Gratify Group - which also runs Omoomodon eatery - tapped a government grant last year to develop a franchising model which it will use for Indonesia and Australia.
For Malaysia, the firm plans to go there on its own but has faced difficulties in getting reasonable deals due to its weak brand awareness, the lack of a local network as well as resource constraints.
"It is not easy to find people who are willing to station themselves in a foreign land and fight for you, especially for SMEs... You also need enough cash to build a good buffer against initial set-up costs and any potential risk," Mr Lau told The Straits Times.
These challenges were highlighted in the recent report by the Committee on the Future Economy, which is recommending more support to help companies internationalise and to spur more people to take up overseas postings.
The Association of Small and Medium Enterprises (Asme) suggests rolling out more programmes to train SME staff to work abroad.
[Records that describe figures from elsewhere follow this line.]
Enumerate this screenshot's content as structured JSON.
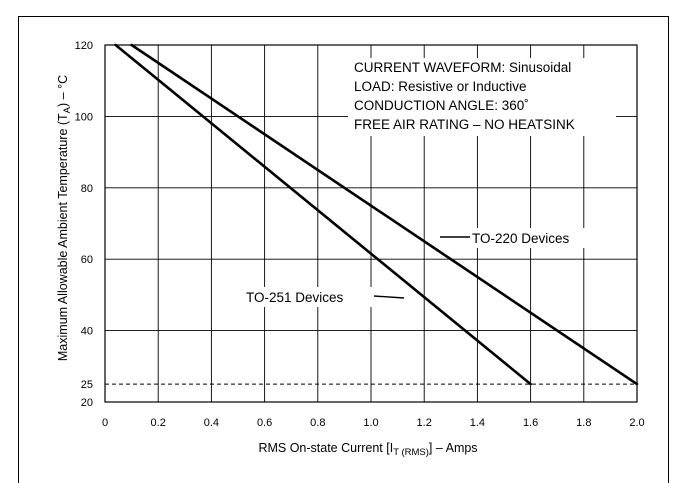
{
  "chart_data": {
    "type": "line",
    "xlabel": {
      "prefix": "RMS On-state Current [I",
      "subscript": "T (RMS)",
      "suffix": "] – Amps"
    },
    "ylabel": {
      "prefix": "Maximum Allowable Ambient Temperature (T",
      "subscript": "A",
      "suffix": ") – °C"
    },
    "xlim": [
      0,
      2.0
    ],
    "ylim": [
      20,
      120
    ],
    "x_ticks": [
      "0",
      "0.2",
      "0.4",
      "0.6",
      "0.8",
      "1.0",
      "1.2",
      "1.4",
      "1.6",
      "1.8",
      "2.0"
    ],
    "y_ticks": [
      "20",
      "25",
      "40",
      "60",
      "80",
      "100",
      "120"
    ],
    "grid": true,
    "annotations": [
      "CURRENT WAVEFORM: Sinusoidal",
      "LOAD: Resistive or Inductive",
      "CONDUCTION ANGLE: 360˚",
      "FREE AIR RATING – NO HEATSINK"
    ],
    "reference_line": {
      "y": 25,
      "style": "dashed"
    },
    "series": [
      {
        "name": "TO-220 Devices",
        "x": [
          0.1,
          2.0
        ],
        "y": [
          120,
          25
        ]
      },
      {
        "name": "TO-251 Devices",
        "x": [
          0.04,
          1.6
        ],
        "y": [
          120,
          25
        ]
      }
    ]
  }
}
Asme president Kurt Wee said: "There is a need to look at the possibility of a training incubation and wage support scheme for maybe 18 to 24 months for companies that want to (venture) overseas."
Such training could include nurturing a deeper understanding of labour union matters, employment rules, taxation and overseas customs, given that the business environment differs markedly from country to country.
To encourage firms to explore foreign markets, Mr Wee recommends a temporary broad-based SME internationalisation grant, which can help to defray about 50 per cent of the cost of overseas business trips .
Mr Wee said: "Let's say you give a firm $6,000 in grant - that equates to $12,000 worth of travel. In the Asean context, that's four to five trips a year. Imagine the impact when the whole SME ecosystem make that extra four or five trips to do business development."
A Singapore Business Federation (SBF) survey last year found that eight in 10 firms are keen to venture into Asean, but many are not aware of the opportunities arising from the Asean Economic Community.
SBF chief executive Ho Meng Kit said companies need more support in identifying suitable business partners and have greater access to comprehensive market information.
Mr Ho added: "We recommend more opportunities in terms of government procurement projects to our local businesses, so that they can build their track record for internationalisation and growth."
In the same vein, Mr Wee hopes big local firms abroad have a "national preference" for Singapore SMEs in project tenders.
These suggestions are on top of IE Singapore's various schemes to help firms set up abroad, including the Market Readiness Assistance grant and Global Company Partnership grant.
The agency said it provided broad-based assistance to 28,000 companies in 2014 and 34,000 in 2015. Figures for last year will be released later this week.
IE Singapore also has 35 offices worldwide that provide market information to firms and help them navigate the overseas market.